Eerder is het verwachtte rendement al bijgesteld: “Geconstateerd wordt dat de rentetoevoegingen, ondanks de verlaging van 3,5 naar 3% in 2003, alle jaren achterblijven bij de gestelde doelen”. De directie stelt dat het een gezamenlijk belang is, dat er aan het eind van de 100-jaar termijn voldoende financiële middelen beschikbaar zijn. “Het is niet alleen de verantwoordelijkheid van COVRA,  maar zeker ook de verantwoordelijkheid van de Staat der Nederlanden.” Dat is natuurlijk een beetje vestzak-broekzak want de Staat is enigst aandeelhouder. Maar de theorie stelt nadrukkelijk dat de vervuilers voldoende geld zouden inbrengen om de pot, ook als je uitgaat van alleen heel behoudend beleggen en rente, op het gewenste peil te brengen. Als ze dat aan het relatieve begin van het traject nog willen borgen zal er snel een extra financiële injectie van de Staat moeten komen. En dat is toch weer niet zo’n fijne boodschap.

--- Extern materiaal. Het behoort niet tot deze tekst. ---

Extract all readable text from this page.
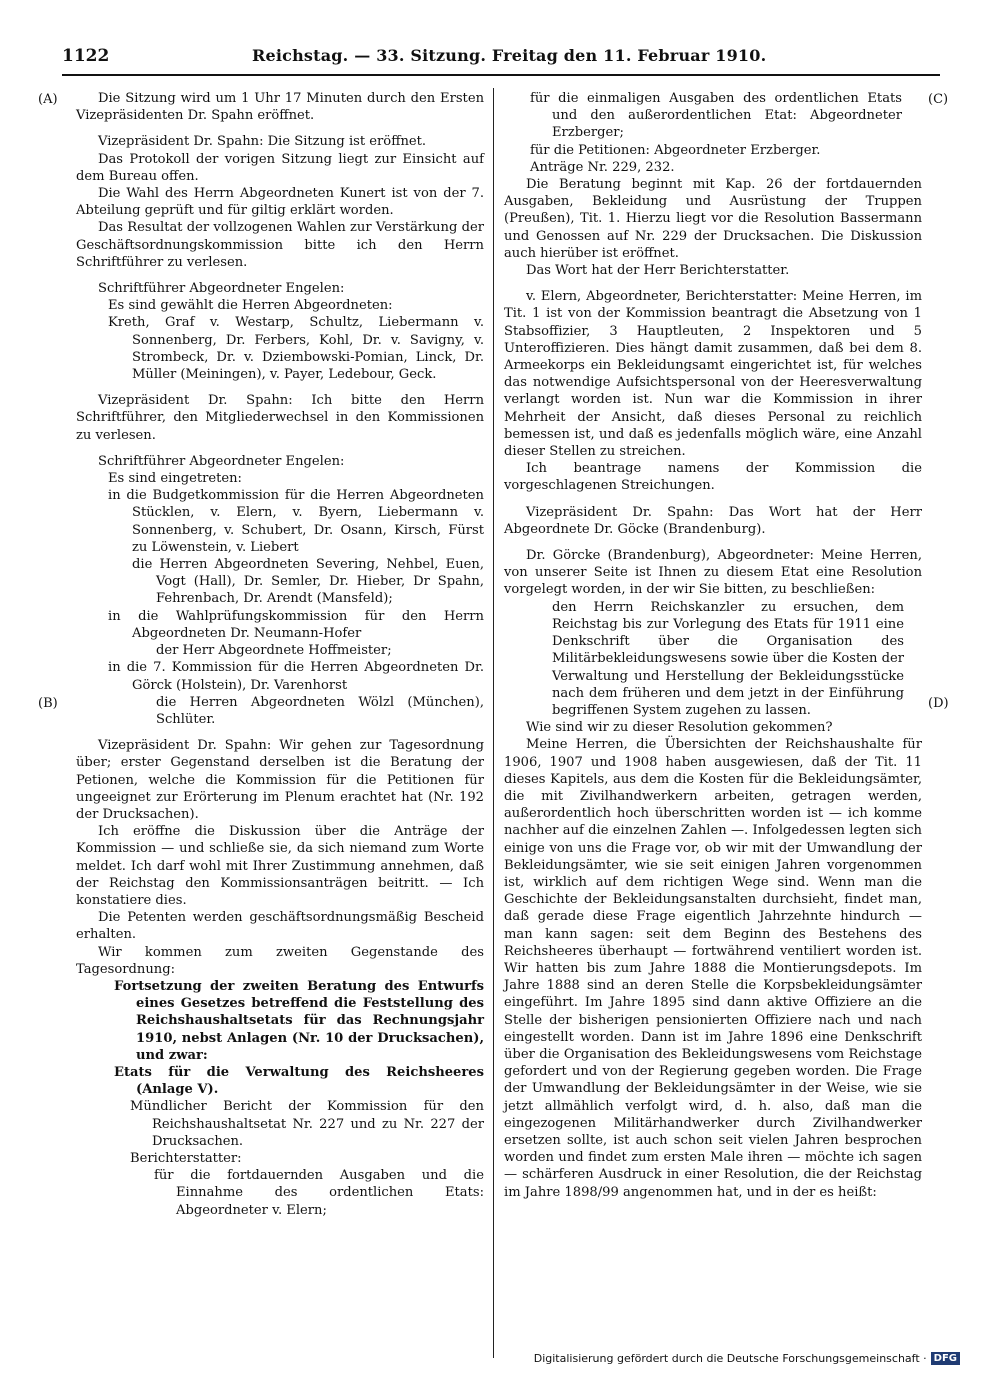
1122	Reichstag. — 33. Sitzung. Freitag den 11. Februar 1910.
(A)
(B)
(C)
(D)

Die Sitzung wird um 1 Uhr 17 Minuten durch den Ersten Vizepräsidenten Dr. Spahn eröffnet.

Vizepräsident Dr. Spahn: Die Sitzung ist eröffnet.

Das Protokoll der vorigen Sitzung liegt zur Einsicht auf dem Bureau offen.

Die Wahl des Herrn Abgeordneten Kunert ist von der 7. Abteilung geprüft und für giltig erklärt worden.

Das Resultat der vollzogenen Wahlen zur Verstärkung der Geschäftsordnungskommission bitte ich den Herrn Schriftführer zu verlesen.

Schriftführer Abgeordneter Engelen:

Es sind gewählt die Herren Abgeordneten:

Kreth, Graf v. Westarp, Schultz, Liebermann v. Sonnenberg, Dr. Ferbers, Kohl, Dr. v. Savigny, v. Strombeck, Dr. v. Dziembowski-Pomian, Linck, Dr. Müller (Meiningen), v. Payer, Ledebour, Geck.

Vizepräsident Dr. Spahn: Ich bitte den Herrn Schriftführer, den Mitgliederwechsel in den Kommissionen zu verlesen.

Schriftführer Abgeordneter Engelen:

Es sind eingetreten:

in die Budgetkommission für die Herren Abgeordneten Stücklen, v. Elern, v. Byern, Liebermann v. Sonnenberg, v. Schubert, Dr. Osann, Kirsch, Fürst zu Löwenstein, v. Liebert

die Herren Abgeordneten Severing, Nehbel, Euen, Vogt (Hall), Dr. Semler, Dr. Hieber, Dr Spahn, Fehrenbach, Dr. Arendt (Mansfeld);

in die Wahlprüfungskommission für den Herrn Abgeordneten Dr. Neumann-Hofer

der Herr Abgeordnete Hoffmeister;

in die 7. Kommission für die Herren Abgeordneten Dr. Görck (Holstein), Dr. Varenhorst

die Herren Abgeordneten Wölzl (München), Schlüter.

Vizepräsident Dr. Spahn: Wir gehen zur Tagesordnung über; erster Gegenstand derselben ist die Beratung der Petionen, welche die Kommission für die Petitionen für ungeeignet zur Erörterung im Plenum erachtet hat (Nr. 192 der Drucksachen).

Ich eröffne die Diskussion über die Anträge der Kommission — und schließe sie, da sich niemand zum Worte meldet. Ich darf wohl mit Ihrer Zustimmung annehmen, daß der Reichstag den Kommissionsanträgen beitritt. — Ich konstatiere dies.

Die Petenten werden geschäftsordnungsmäßig Bescheid erhalten.

Wir kommen zum zweiten Gegenstande des Tagesordnung:

Fortsetzung der zweiten Beratung des Entwurfs eines Gesetzes betreffend die Feststellung des Reichshaushaltsetats für das Rechnungsjahr 1910, nebst Anlagen (Nr. 10 der Drucksachen), und zwar:

Etats für die Verwaltung des Reichsheeres (Anlage V).

Mündlicher Bericht der Kommission für den Reichshaushaltsetat Nr. 227 und zu Nr. 227 der Drucksachen.

Berichterstatter:

für die fortdauernden Ausgaben und die Einnahme des ordentlichen Etats: Abgeordneter v. Elern;

für die einmaligen Ausgaben des ordentlichen Etats und den außerordentlichen Etat: Abgeordneter Erzberger;

für die Petitionen: Abgeordneter Erzberger.

Anträge Nr. 229, 232.

Die Beratung beginnt mit Kap. 26 der fortdauernden Ausgaben, Bekleidung und Ausrüstung der Truppen (Preußen), Tit. 1. Hierzu liegt vor die Resolution Bassermann und Genossen auf Nr. 229 der Drucksachen. Die Diskussion auch hierüber ist eröffnet.

Das Wort hat der Herr Berichterstatter.

v. Elern, Abgeordneter, Berichterstatter: Meine Herren, im Tit. 1 ist von der Kommission beantragt die Absetzung von 1 Stabsoffizier, 3 Hauptleuten, 2 Inspektoren und 5 Unteroffizieren. Dies hängt damit zusammen, daß bei dem 8. Armeekorps ein Bekleidungsamt eingerichtet ist, für welches das notwendige Aufsichtspersonal von der Heeresverwaltung verlangt worden ist. Nun war die Kommission in ihrer Mehrheit der Ansicht, daß dieses Personal zu reichlich bemessen ist, und daß es jedenfalls möglich wäre, eine Anzahl dieser Stellen zu streichen.

Ich beantrage namens der Kommission die vorgeschlagenen Streichungen.

Vizepräsident Dr. Spahn: Das Wort hat der Herr Abgeordnete Dr. Göcke (Brandenburg).

Dr. Görcke (Brandenburg), Abgeordneter: Meine Herren, von unserer Seite ist Ihnen zu diesem Etat eine Resolution vorgelegt worden, in der wir Sie bitten, zu beschließen:

den Herrn Reichskanzler zu ersuchen, dem Reichstag bis zur Vorlegung des Etats für 1911 eine Denkschrift über die Organisation des Militärbekleidungswesens sowie über die Kosten der Verwaltung und Herstellung der Bekleidungsstücke nach dem früheren und dem jetzt in der Einführung begriffenen System zugehen zu lassen.

Wie sind wir zu dieser Resolution gekommen?

Meine Herren, die Übersichten der Reichshaushalte für 1906, 1907 und 1908 haben ausgewiesen, daß der Tit. 11 dieses Kapitels, aus dem die Kosten für die Bekleidungsämter, die mit Zivilhandwerkern arbeiten, getragen werden, außerordentlich hoch überschritten worden ist — ich komme nachher auf die einzelnen Zahlen —. Infolgedessen legten sich einige von uns die Frage vor, ob wir mit der Umwandlung der Bekleidungsämter, wie sie seit einigen Jahren vorgenommen ist, wirklich auf dem richtigen Wege sind. Wenn man die Geschichte der Bekleidungsanstalten durchsieht, findet man, daß gerade diese Frage eigentlich Jahrzehnte hindurch — man kann sagen: seit dem Beginn des Bestehens des Reichsheeres überhaupt — fortwährend ventiliert worden ist. Wir hatten bis zum Jahre 1888 die Montierungsdepots. Im Jahre 1888 sind an deren Stelle die Korpsbekleidungsämter eingeführt. Im Jahre 1895 sind dann aktive Offiziere an die Stelle der bisherigen pensionierten Offiziere nach und nach eingestellt worden. Dann ist im Jahre 1896 eine Denkschrift über die Organisation des Bekleidungswesens vom Reichstage gefordert und von der Regierung gegeben worden. Die Frage der Umwandlung der Bekleidungsämter in der Weise, wie sie jetzt allmählich verfolgt wird, d. h. also, daß man die eingezogenen Militärhandwerker durch Zivilhandwerker ersetzen sollte, ist auch schon seit vielen Jahren besprochen worden und findet zum ersten Male ihren — möchte ich sagen — schärferen Ausdruck in einer Resolution, die der Reichstag im Jahre 1898/99 angenommen hat, und in der es heißt:

Digitalisierung gefördert durch die Deutsche Forschungsgemeinschaft · DFG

In 2011 heeft het Ministerie nog maar eens gevraagd aan de COVRA of het niet mogelijk was de bedragen voor kernafval te verhogen:  “In vervolg op de discussie rond de financiële situatie is de vraag gerezen of COVRA haar financiële profiel structureel zou kunnen versterken door bijvoorbeeld de inkomsten te vergroten. Bij de bedrijfsvoering van COVRA wordt uitgegaan van de principes dat de ‘vervuiler’ betaalt en dat -zoals bij ieder normaal bedrijf- dat de bedrijfsvoering tenminste kostendekkend is. Dit houdt in dat ‘vervuilers’ ook meebetalen aan de eindberging e.d.” Een antwoord hierop is niet openbaar gemaakt. In de stukken die de Stg. Laka heeft ontvangen is sowieso meer dan 80% van alle tekst zwart weggelakt. Maar kennelijk heeft men er niet toe besloten de prijs voor kernafval te verhogen. Wel is het tekort door de COVRA zelf aangevuld. Maar dat helpt natuurlijk niet want dan lijdt de COVRA (en dus de Staat) weer verlies.

En dus presteert Minister Dijsselbloem het om in zijn antwoorden aan de 2e Kamer van 15 maart 2015 deze prachtige Open Deur in te trappen: “Hoewel het niet zeker is dat COVRA in de toekomst de benodigde rente en het benodigde vermogen voor eindberging niet behaalt, is het op de (middel)lange termijn niet wenselijk als COVRA verliezen blijft lijden door tegenvallende renteresultaten.”